Big data application drives organizations to retain their customers or run businesses in the future. Thus, together volume and velocity are very much required to create the big data computation challenges. This aspect of big data is also very much needed.

Data is begin generated fast and needs to be processed quickly for online data analytic. Suppose a delay occurs in computation and processing. In that case, organizations miss the opportunities as these operations are done in real-time with deadlines, and after that, the late decision is of no use. 

Examples:

  • E-Promotions: Based on our current location, your purchase history, what you like, send promotions right now for the store next to you.
  • Healthcare monitoring: Sensors monitoring your activities and body to find any abnormal measurements require immediate reaction. 

Real-time or fast data: These data are generated by social media and networks, scientific instruments, mobile devices, and sensor technology and networks. The progress and innovation are not hindered by the ability to collect data. However, by the ability to manage, analyze, summarize, visualize, and discover knowledge from the collected data quickly and in a scalable fashion. 

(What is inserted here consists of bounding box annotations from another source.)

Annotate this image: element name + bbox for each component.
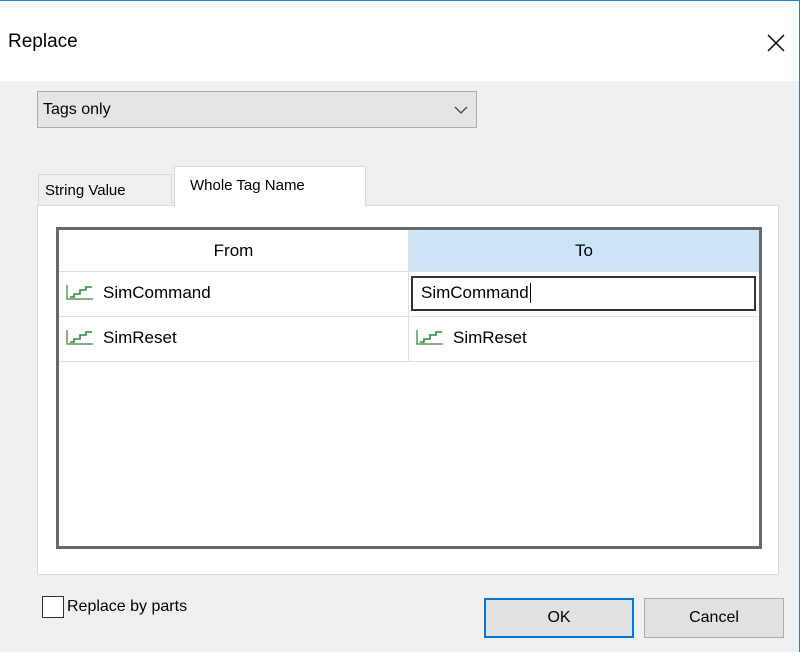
- table-header: From To: [59, 230, 759, 272]
- close-button[interactable]: [758, 25, 794, 61]
- cancel-button[interactable]: Cancel: [644, 598, 784, 638]
- tag-icon: [66, 285, 93, 300]
- tag-icon: [66, 330, 93, 345]
- to-edit-value: SimCommand: [421, 283, 529, 302]
- title-bar[interactable]: Replace: [0, 1, 799, 81]
- replace-by-parts-checkbox[interactable]: [42, 596, 64, 618]
- table-row[interactable]: SimReset SimReset: [59, 317, 759, 362]
- column-header-from[interactable]: From: [59, 230, 409, 271]
- scope-dropdown-value: Tags only: [43, 101, 111, 118]
- close-icon: [767, 34, 785, 52]
- tag-icon: [416, 330, 443, 345]
- to-edit-field[interactable]: SimCommand: [411, 276, 756, 311]
- to-tag-name: SimReset: [453, 328, 527, 347]
- from-tag-name: SimReset: [103, 328, 177, 347]
- scope-dropdown[interactable]: Tags only: [37, 91, 477, 128]
- ok-button[interactable]: OK: [484, 598, 634, 638]
- text-caret: [529, 283, 531, 303]
- dialog-title: Replace: [8, 31, 78, 52]
- tab-string-value[interactable]: String Value: [38, 174, 172, 204]
- chevron-down-icon: [454, 106, 468, 114]
- tab-whole-tag-name[interactable]: Whole Tag Name: [174, 166, 366, 206]
- from-tag-name: SimCommand: [103, 283, 211, 302]
- replace-table: From To SimCommand SimCommand SimReset S…: [56, 227, 762, 549]
- to-cell[interactable]: SimReset: [409, 317, 759, 361]
- replace-by-parts-label: Replace by parts: [67, 598, 188, 615]
- from-cell[interactable]: SimReset: [59, 317, 409, 361]
- column-header-to[interactable]: To: [409, 230, 759, 271]
- from-cell[interactable]: SimCommand: [59, 272, 409, 316]
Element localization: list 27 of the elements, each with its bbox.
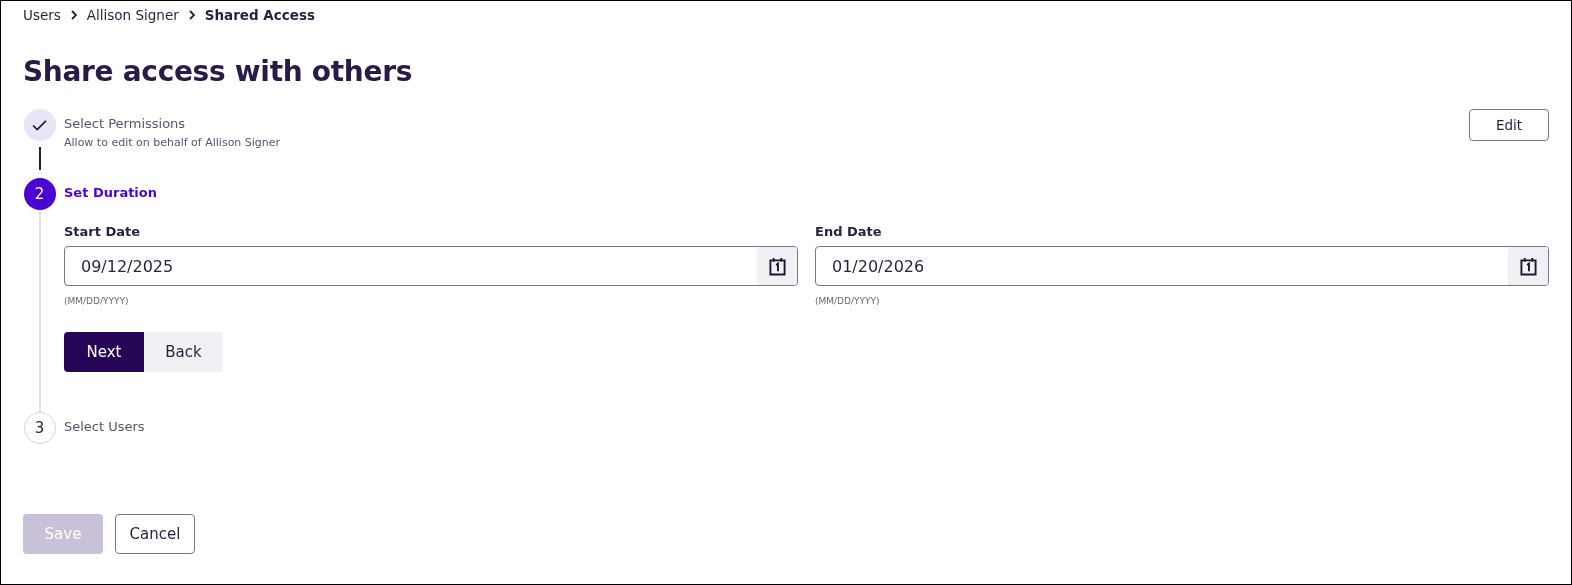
- step-label: Set Duration: [64, 185, 157, 200]
- breadcrumb-link[interactable]: Shared Access: [204, 7, 316, 23]
- date-field[interactable]: 01/20/2026: [815, 246, 1549, 286]
- calendar-icon: [1519, 256, 1537, 276]
- calendar-icon: [768, 256, 786, 276]
- edit-button[interactable]: Edit: [1469, 109, 1549, 141]
- field-label: End Date: [815, 224, 883, 239]
- page-title: Share access with others: [23, 55, 414, 88]
- format-hint: (MM/DD/YYYY): [64, 296, 130, 306]
- next-button[interactable]: Next: [64, 332, 144, 372]
- step-label: Select Permissions: [64, 116, 187, 131]
- check-icon: [32, 119, 47, 131]
- cancel-button[interactable]: Cancel: [115, 514, 195, 554]
- breadcrumb-link[interactable]: Allison Signer: [86, 7, 179, 23]
- calendar-button[interactable]: [1508, 247, 1548, 285]
- date-field[interactable]: 09/12/2025: [64, 246, 798, 286]
- step-label: Select Users: [64, 419, 145, 434]
- back-button[interactable]: Back: [144, 332, 223, 372]
- format-hint: (MM/DD/YYYY): [815, 296, 881, 306]
- breadcrumb-link[interactable]: Users: [23, 7, 61, 23]
- step-marker: 3: [23, 412, 56, 444]
- step-marker: 2: [23, 178, 56, 210]
- field-label: Start Date: [64, 224, 142, 239]
- calendar-button[interactable]: [757, 247, 797, 285]
- chevron-icon: [69, 10, 78, 20]
- step-summary: Allow to edit on behalf of Allison Signer: [64, 136, 281, 149]
- chevron-icon: [187, 10, 196, 20]
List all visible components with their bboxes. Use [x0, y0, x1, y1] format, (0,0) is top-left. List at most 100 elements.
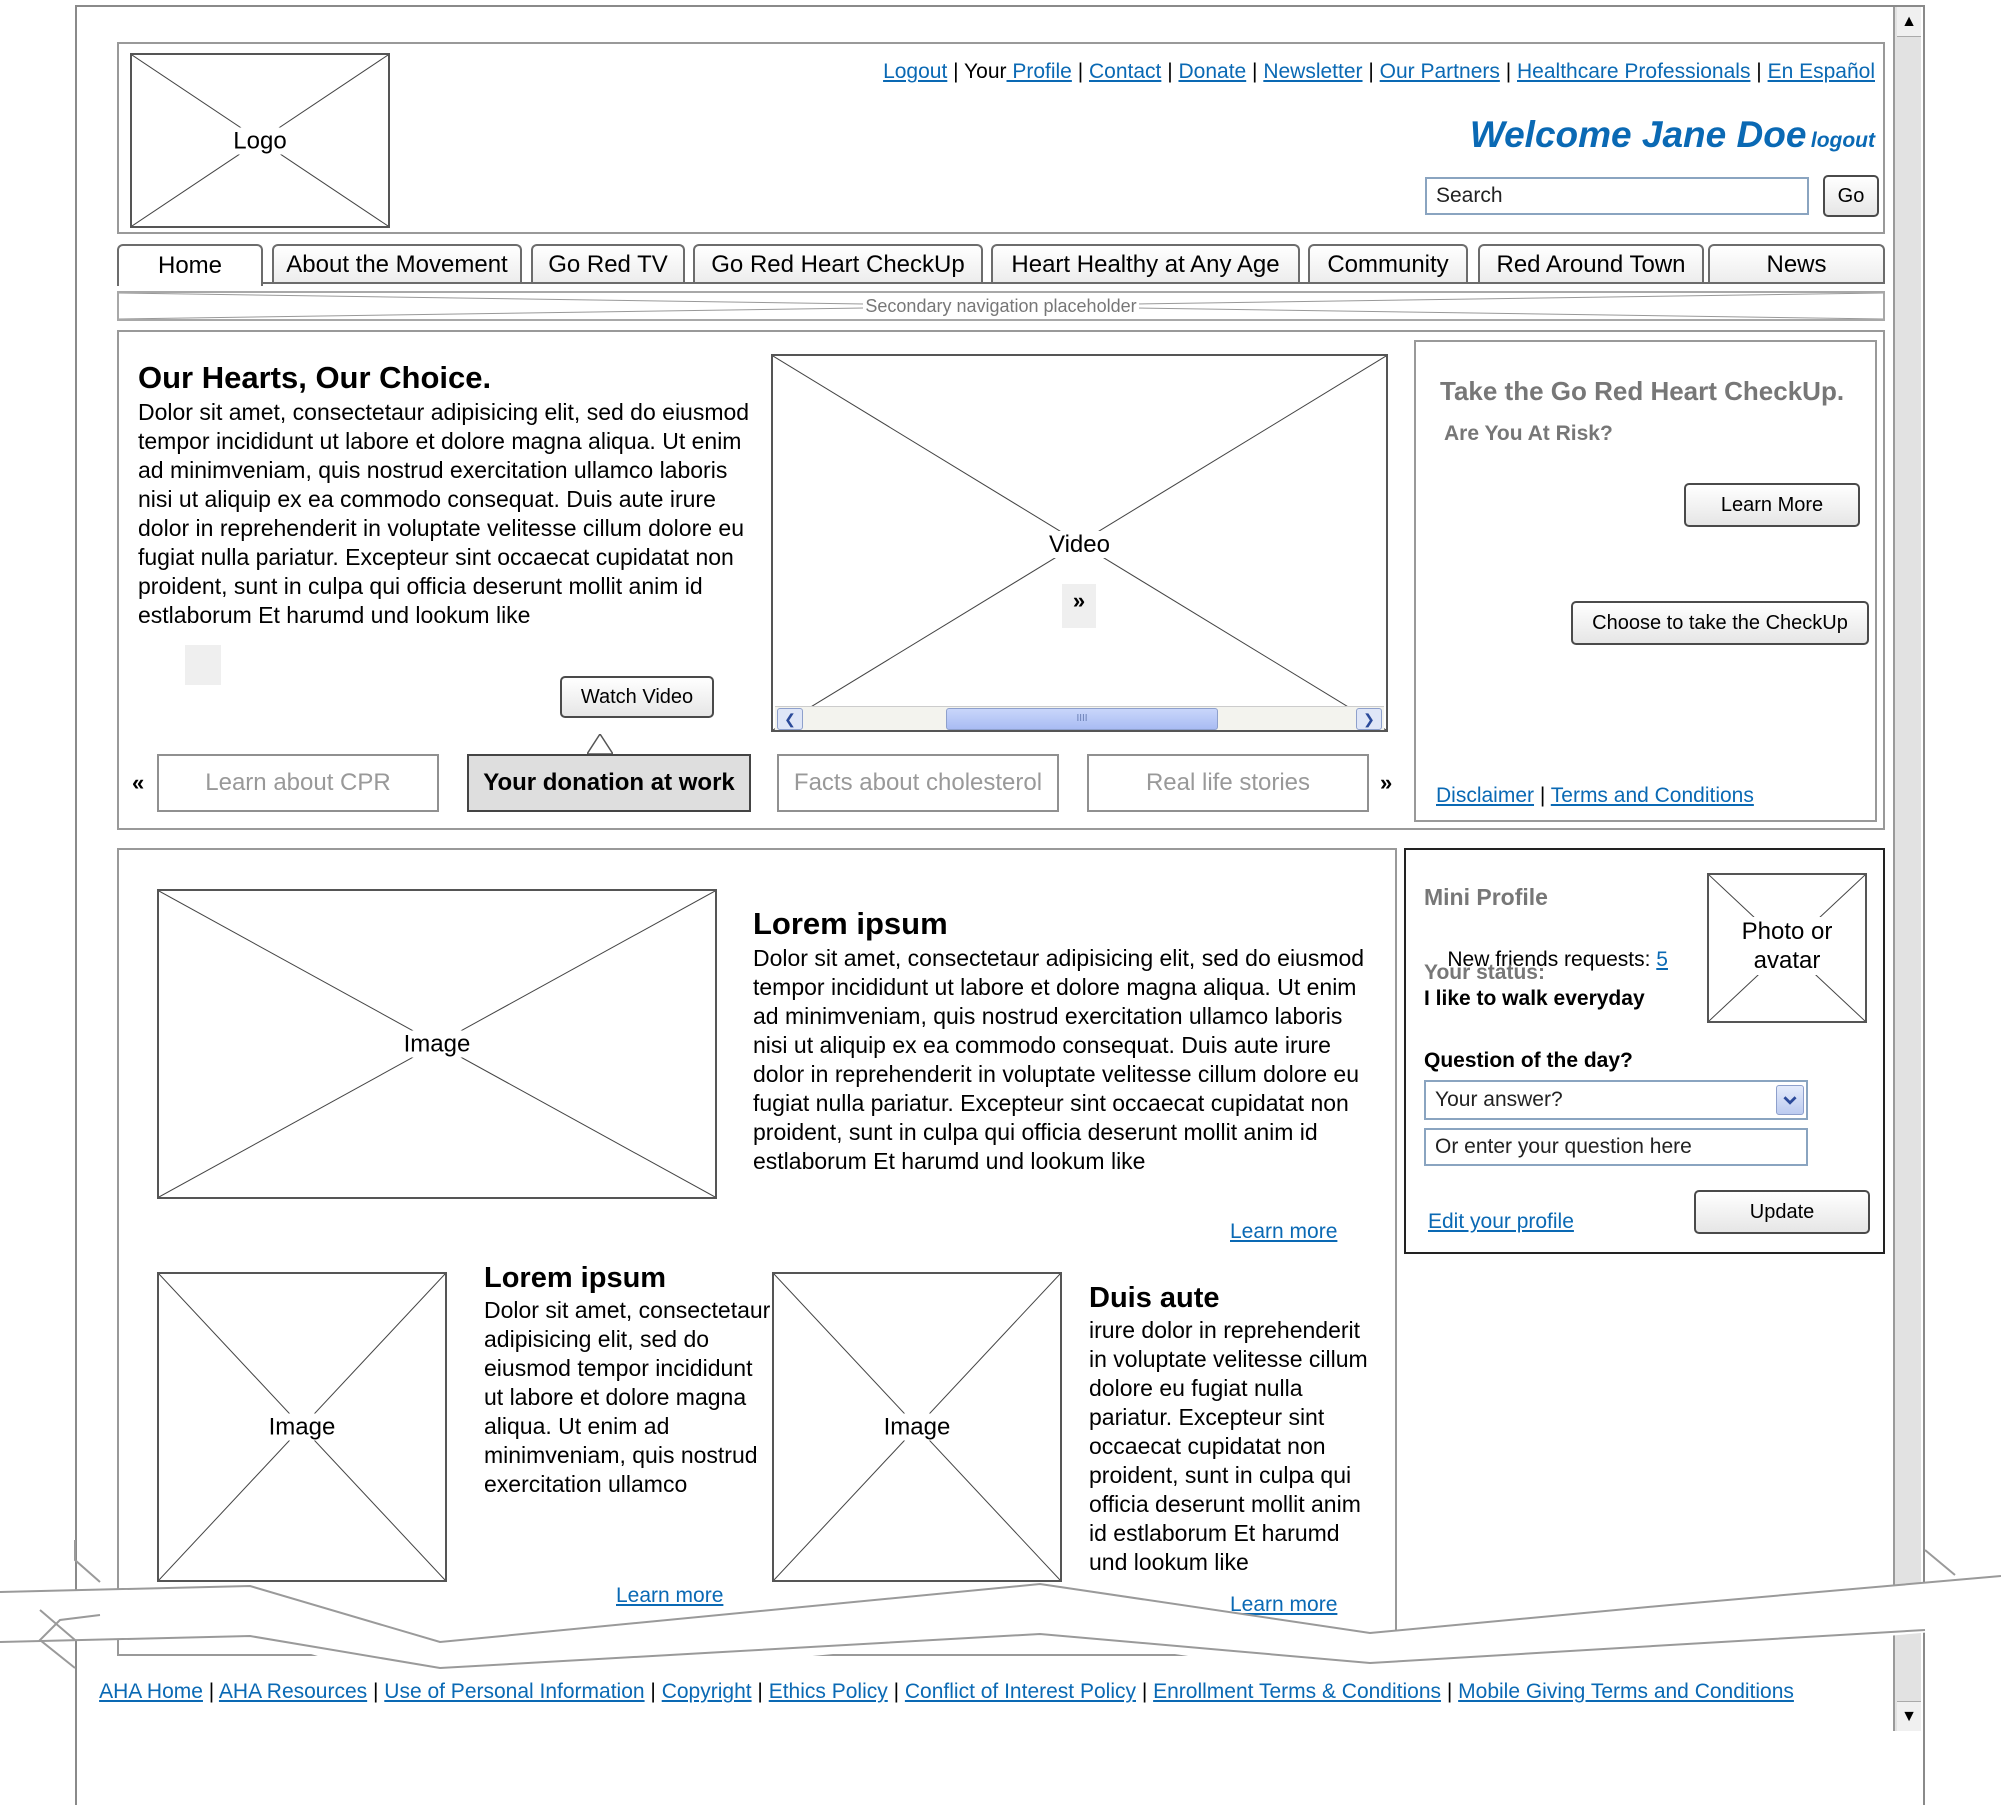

Real-time analytic/Decision requirement: The real-time analytical or decision-making criteria can be understood with the following examples: 

  • Product recommendations that are relevant and compelling
  • Improving the marketing effectiveness of promotion while it is still in play
  • Learning why customers switch to competitors and their offers; in time to counter
  • Friend invitations to join a game or activity that expands businesses
  • Preventing fraud as it is occurring and preventing more proactively

Variety (Type)

Big data can be any data, structure data, such as tabular data, and unstructured data, such as text, sensor data, audio, and video. Semi-structured such as web data, log files, etc. 

More complex datatype:

  • Relational data (tables/transaction/legacy data)
  • Text data (web)
  • Semi-structured data (XML)
  • Graph data 
    • Social network, semantic web (RDF)
  • Streaming data
  • Big public data such as online, weather, finance, etc

Dealing with Volume

When the data is enormous, we require methods to deal with massive data, and these are mentioned below:

  • Distill big data down to small information
  • Parallel and automated analysis
  • Automation requires standardization
  • Standardize by reducing the variety
    • Format, standards, and structure

Different dimensions of big data

Different dimensions of big data make computation and analysis of big data difficult:

  • Valence represents connectedness: more connected means more scope of learning from data.
  • Velocity represents speed
  • Variety represents complexity
  • Veracity represents quality; if a lot of noise, the quality of the decision goes down.
  • Volume represents size

Value: It is the heart of all the dimensions we gain some value from the big data.

References

  1. Big Data Computing, By Prof. Rajiv Misra, IIT Patna.